What’s the connection between the existence of our minds and the brain? All of our evidence indicates that a being cannot think, have a mind, or have a personality without a brain and a nervous system of a certain minimal level of complexity. Brainless minds, as far as our ample evidence indicates, do not occur. One of the most compelling reasons for believing that there cannot be a brainless mind is the close causal connection we observe between the states of our bodies and the states of our minds. Centuries of medical data about brain damage have made it clear that when people get brain damage, they get mind damage. Head trauma, lesions, tumors, excisions, and other physical alterations of the brain impair the mental functions that we attribute to the soul like decision making, problem solving, memories, the ability to abstract, and emotional responses. The frontal lobe of the brain is most responsible for the functions identified with the soul. It controls language, our responses to our environment, judgments, it assigns meanings to words, and so on. Damage to the frontal lobe can result in loss of spontaneity of thought. It can produce a loss of flexibility in thoughts or the persistence of a single thought. It can result in mood changes, radical personality shifts, or reduced problem solving capacity. As we saw above, a tumor that impedes the functions of the brain can make an otherwise normal person into a pedophile.

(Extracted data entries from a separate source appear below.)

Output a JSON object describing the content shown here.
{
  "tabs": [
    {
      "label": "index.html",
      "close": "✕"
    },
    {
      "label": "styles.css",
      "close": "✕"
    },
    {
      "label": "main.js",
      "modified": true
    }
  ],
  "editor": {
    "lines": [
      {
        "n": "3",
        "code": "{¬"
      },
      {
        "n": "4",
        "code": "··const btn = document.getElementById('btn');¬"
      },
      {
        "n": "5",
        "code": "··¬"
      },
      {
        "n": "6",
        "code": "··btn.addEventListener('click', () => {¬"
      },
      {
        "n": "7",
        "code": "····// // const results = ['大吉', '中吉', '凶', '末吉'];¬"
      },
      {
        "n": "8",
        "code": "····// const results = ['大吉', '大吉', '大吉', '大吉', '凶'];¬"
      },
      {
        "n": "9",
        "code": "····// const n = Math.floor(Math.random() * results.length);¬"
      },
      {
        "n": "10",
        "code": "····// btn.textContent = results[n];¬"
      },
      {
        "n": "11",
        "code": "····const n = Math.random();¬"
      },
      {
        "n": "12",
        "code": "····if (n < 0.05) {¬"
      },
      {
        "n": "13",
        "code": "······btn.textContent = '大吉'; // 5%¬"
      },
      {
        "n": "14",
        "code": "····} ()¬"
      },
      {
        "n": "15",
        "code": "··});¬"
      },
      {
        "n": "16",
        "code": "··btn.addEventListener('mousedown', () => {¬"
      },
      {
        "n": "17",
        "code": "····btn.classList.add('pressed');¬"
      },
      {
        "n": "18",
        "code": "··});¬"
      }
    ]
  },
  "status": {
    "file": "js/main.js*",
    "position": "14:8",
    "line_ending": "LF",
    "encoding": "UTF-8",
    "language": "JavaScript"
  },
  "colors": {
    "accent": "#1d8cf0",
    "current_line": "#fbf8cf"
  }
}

The temporal lobes on the sides of the brain are responsible for hearing, acquiring memories, and the categorization of objects. Damage to the temporal lobes can make a person aggressive, it can produce persistent talking or a failure to talk. It can dramatically increase or decrease sexual interest, or produce short or long term memory problems. Brain damaged patients can have difficulty recognizing faces, and difficulty understanding words and identifying objects. In all the cases that we have examined, significant brain damage always produces some sort of commensurate impairment of mental functions. And impaired mental functions can always be traced back to some problem or other in the brain. No one ever suffers from massive trauma to the brain and walks away with no effects at all on their consciousness.

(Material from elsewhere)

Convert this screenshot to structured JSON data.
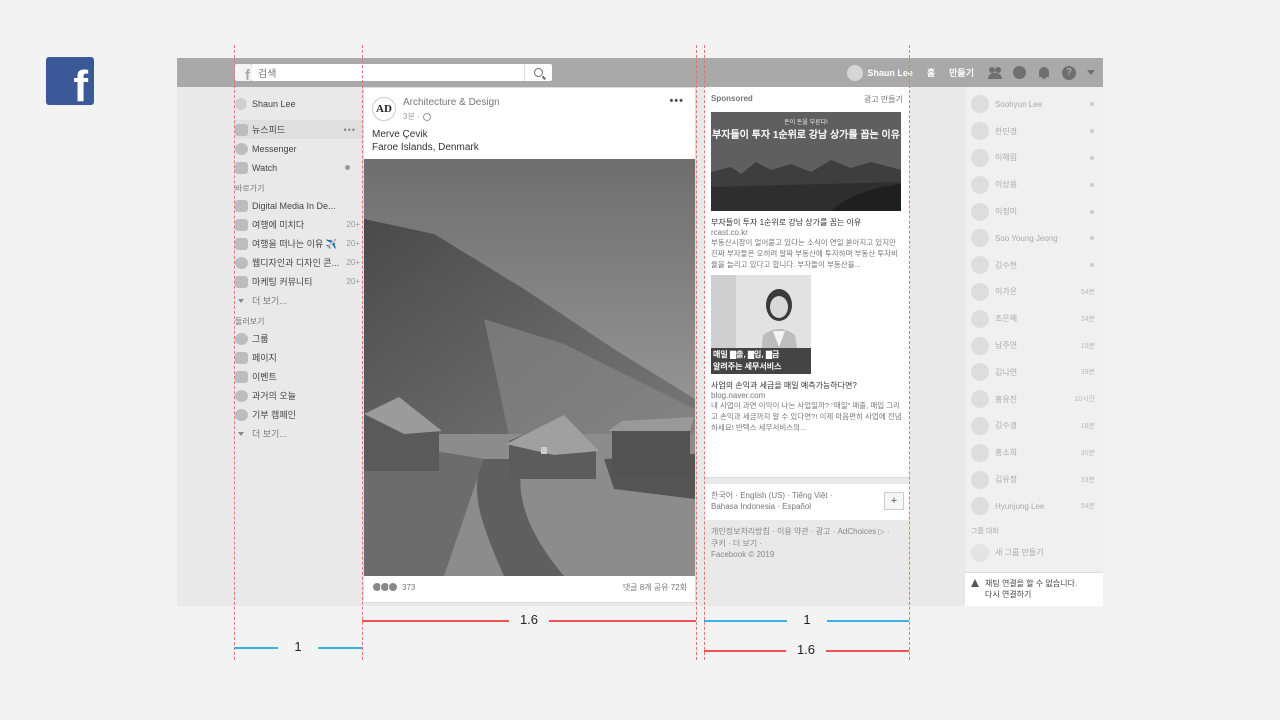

The dependence of our mental states on the state of our bodies is also evident when alterations of the chemistry of the brain with drugs, food, sleep deprivation, fasting, or coffee change the way we think. We have all experienced the direct effect that physical circumstances have on the way we think such as being cognitively impaired from too much to drink, for example. Your physical environment can induce a prevalence of positive or negative thoughts in your mind, or it can make you irritable or happy. If we have too little to eat or drink and our thoughts grow slow and negative, too much caffeine and our thoughts race. Even the weather can have a pronounced affect on the character and direction of our thoughts. Hallucinogenic drugs induce visions in the mind of a different reality. People on PCP often envision spiders and have a powerful belief that they can fly. Millions of people take anti-depression drugs every day—chemical compounds that alter the chemical events in the brain—that produce a change in their beliefs, feelings, dispositions, and other mental phenomena. The causal dependence in these cases is clear; the mind depends upon specific chemical and electrical events in the nervous systems. Modify those physical reactions even slightly and there is a corresponding change on the mental side of our lives.